I am reading about "parameters" here and wondering whether I can define catalogue level parameters that I can later use in the definition of the catalogue's sources?
Consider a simple YAML-catalogue with two sources:
sources:
data1:
args:
urlpath: "{{CATALOG_DIR}}/data/{{snapshot_date}}/data1.csv"
description: ''
driver: intake.source.csv.CSVSource
metadata: {}
data2:
args:
urlpath: "{{CATALOG_DIR}}/data/{{snapshot_date}}/data2.csv"
description: ''
driver: intake.source.csv.CSVSource
metadata: {}
Note that both data sources (data1 and data2) make use of snapshot_date
parameter inside urlpath
argument?
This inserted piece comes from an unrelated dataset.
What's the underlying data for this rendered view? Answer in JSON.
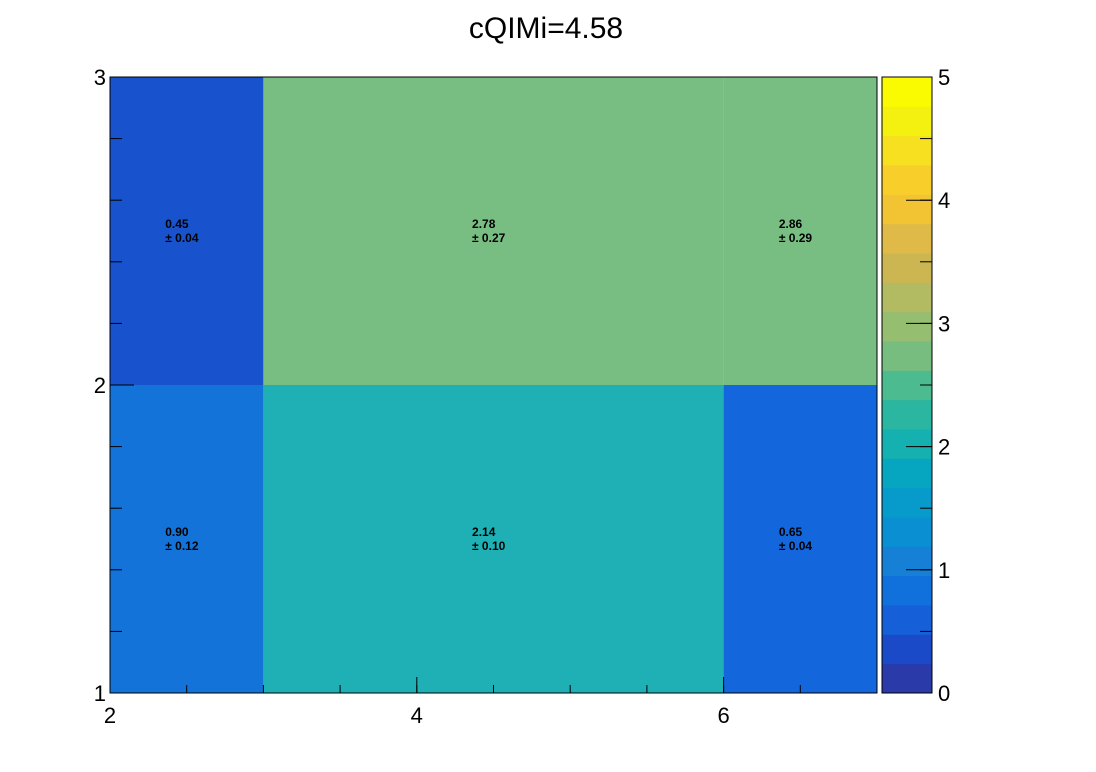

With this definition I can load data sources with:
cat = intake.open_catalog("./catalog.yaml")
cat.data1(snapshot_date="latest").read() # reads from data/latest/data1.csv
cat.data2(snapshot_date="20211029").read() # reads from data/20211029/data2.csv
Please note that cat.data1().read()
will not work, since snapshot_date
defaults to empty string, so the csv driver cannot find the path "./data//data1.csv".
I can set the default value by adding parameters
section to every (!) source like in the below.
sources:
data1:
parameters:
snapshot_date:
type: str
default: "latest"
description: ""
args:
urlpath: "{{CATALOG_DIR}}/data/{{snapshot_date}}/data1.csv"
description: ''
driver: intake.source.csv.CSVSource
metadata: {}
data2:
parameters:
snapshot_date:
type: str
default: "latest"
description: ""
args:
urlpath: "{{CATALOG_DIR}}/data/{{snapshot_date}}/data2.csv"
description: ''
driver: intake.source.csv.CSVSource
metadata: {}
But this looks complicated (too much repetitive code) and a little inconvenient for the end user -- if a user wants to load all data sources from a given date, he has to explicitly provide snapshot_date
parameter to every(!) data source at initialization. IMO, it would be nice I user can provide this value once when initializing the catalog.
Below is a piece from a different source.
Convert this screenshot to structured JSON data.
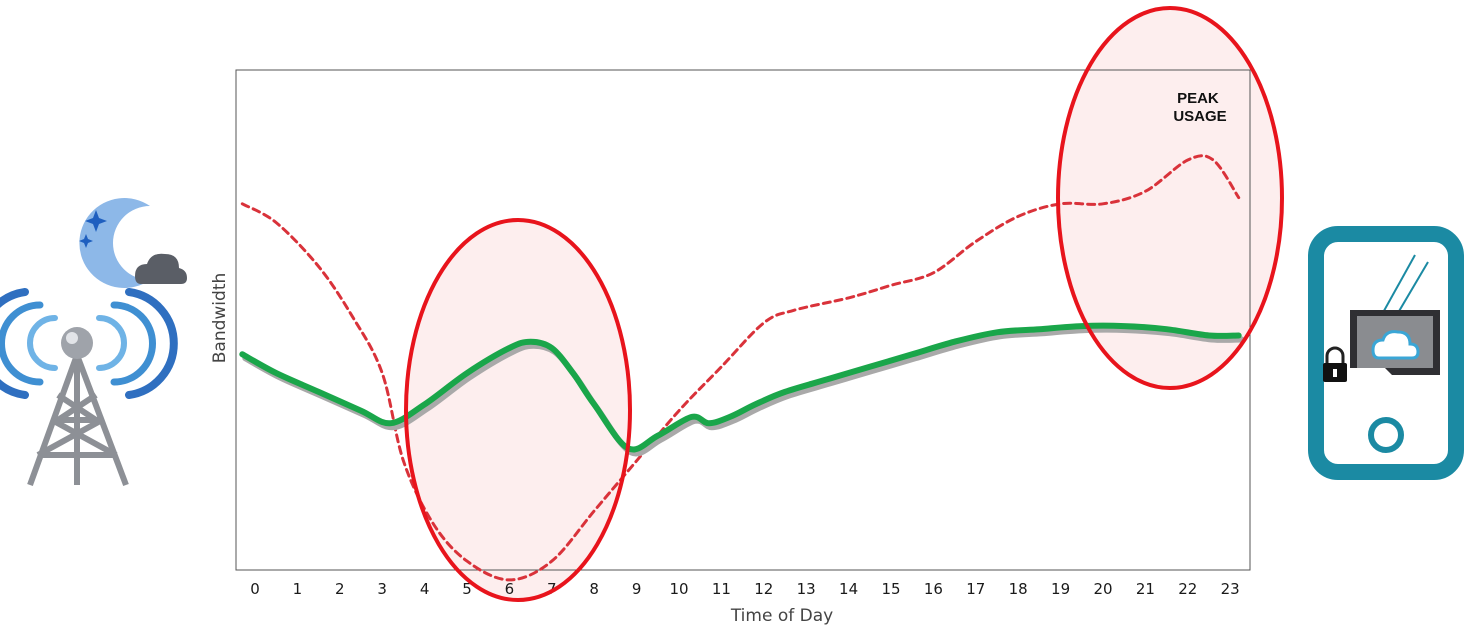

Is there a way I can define snapshot_date
parameter at catalog level? So that:
intake.open_catalog("./catalog.yaml", snapshot_date="20211029")
cat = intake.open_catalog("./catalog.yaml", snapshot_date="20211029")
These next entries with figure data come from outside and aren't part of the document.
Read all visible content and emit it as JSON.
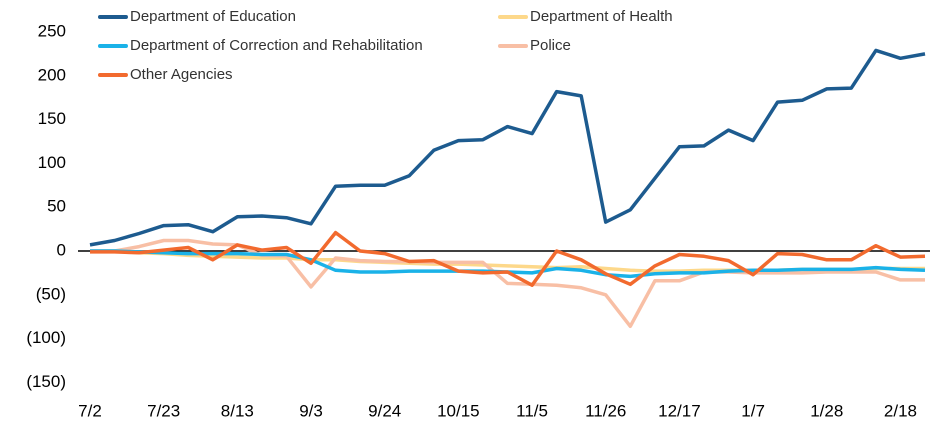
{
  "chart_data": {
    "type": "line",
    "categories": [
      "7/2",
      null,
      null,
      "7/23",
      null,
      null,
      "8/13",
      null,
      null,
      "9/3",
      null,
      null,
      "9/24",
      null,
      null,
      "10/15",
      null,
      null,
      "11/5",
      null,
      null,
      "11/26",
      null,
      null,
      "12/17",
      null,
      null,
      "1/7",
      null,
      null,
      "1/28",
      null,
      null,
      "2/18",
      null
    ],
    "series": [
      {
        "name": "Department of Education",
        "color": "#1d5b8f",
        "values": [
          7,
          12,
          20,
          29,
          30,
          22,
          39,
          40,
          38,
          31,
          74,
          75,
          75,
          86,
          115,
          126,
          127,
          142,
          134,
          182,
          177,
          33,
          47,
          83,
          119,
          120,
          138,
          126,
          170,
          172,
          185,
          186,
          229,
          220,
          225
        ]
      },
      {
        "name": "Department of Health",
        "color": "#fdd88a",
        "values": [
          0,
          0,
          -2,
          -3,
          -5,
          -6,
          -7,
          -8,
          -8,
          -10,
          -10,
          -12,
          -13,
          -14,
          -15,
          -15,
          -16,
          -17,
          -18,
          -19,
          -18,
          -20,
          -22,
          -23,
          -23,
          -22,
          -22,
          -22,
          -22,
          -21,
          -21,
          -21,
          -20,
          -20,
          -20
        ]
      },
      {
        "name": "Department of Correction and Rehabilitation",
        "color": "#1ab2e8",
        "values": [
          0,
          0,
          -1,
          -2,
          -3,
          -3,
          -3,
          -4,
          -4,
          -10,
          -22,
          -24,
          -24,
          -23,
          -23,
          -23,
          -23,
          -24,
          -25,
          -20,
          -22,
          -27,
          -29,
          -26,
          -25,
          -25,
          -23,
          -22,
          -22,
          -21,
          -21,
          -21,
          -19,
          -21,
          -22
        ]
      },
      {
        "name": "Police",
        "color": "#f8bfa5",
        "values": [
          0,
          0,
          5,
          12,
          12,
          8,
          7,
          -5,
          -6,
          -41,
          -8,
          -11,
          -12,
          -12,
          -13,
          -13,
          -13,
          -37,
          -38,
          -39,
          -42,
          -50,
          -86,
          -34,
          -34,
          -24,
          -24,
          -25,
          -25,
          -25,
          -24,
          -24,
          -24,
          -33,
          -33
        ]
      },
      {
        "name": "Other Agencies",
        "color": "#f26a2e",
        "values": [
          -1,
          -1,
          -2,
          1,
          4,
          -10,
          7,
          1,
          4,
          -14,
          21,
          0,
          -3,
          -12,
          -11,
          -23,
          -25,
          -24,
          -39,
          0,
          -10,
          -26,
          -38,
          -17,
          -4,
          -6,
          -11,
          -27,
          -3,
          -4,
          -10,
          -10,
          6,
          -7,
          -6
        ]
      }
    ],
    "ylim": [
      -150,
      250
    ],
    "yticks": [
      250,
      200,
      150,
      100,
      50,
      0,
      {
        "value": -50,
        "label": "(50)"
      },
      {
        "value": -100,
        "label": "(100)"
      },
      {
        "value": -150,
        "label": "(150)"
      }
    ],
    "grid": false
  }
}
cat.data1.read() # will return data from ./data/20211029/data1.csv
cat.data2.read() # will return data from ./data/20211029/data2.csv
cat.data2(snapshot_date="latest").read() # will return data from ./data/latest/data1.csv
cat = intake.open_catalog("./catalog.yaml")
cat.data1.read() # will return data from ./data/latest/data1.csv
cat.data2.read() # will return data from ./data/latest/data2.csv
Thanks in advance
This idea has been suggested before ( https://github.com/intake/intake/pull/562 , https://github.com/intake/intake/issues/511 ), and I have an inkling that maybe https://github.com/zillow/intake-nested-yaml-catalog supports something like you are asking.
However, I fully support adding this functionality in Intake, either based on #562, above, or otherwise. Adding it to the base Catalog and YAML file(s) catalog should be easy, but doing it so that it works for all subclasses might be tricky.
Currently, you can achieve what you want using environment variables, e.g., "{{snapshot_date}}"->"{{env(SNAPSHOT_DATE)}}", but you would ned to communicate to the user that this variable should be set. In addition, if the value is not to be used within a string, you would still need a parameter definition to cast to the right type.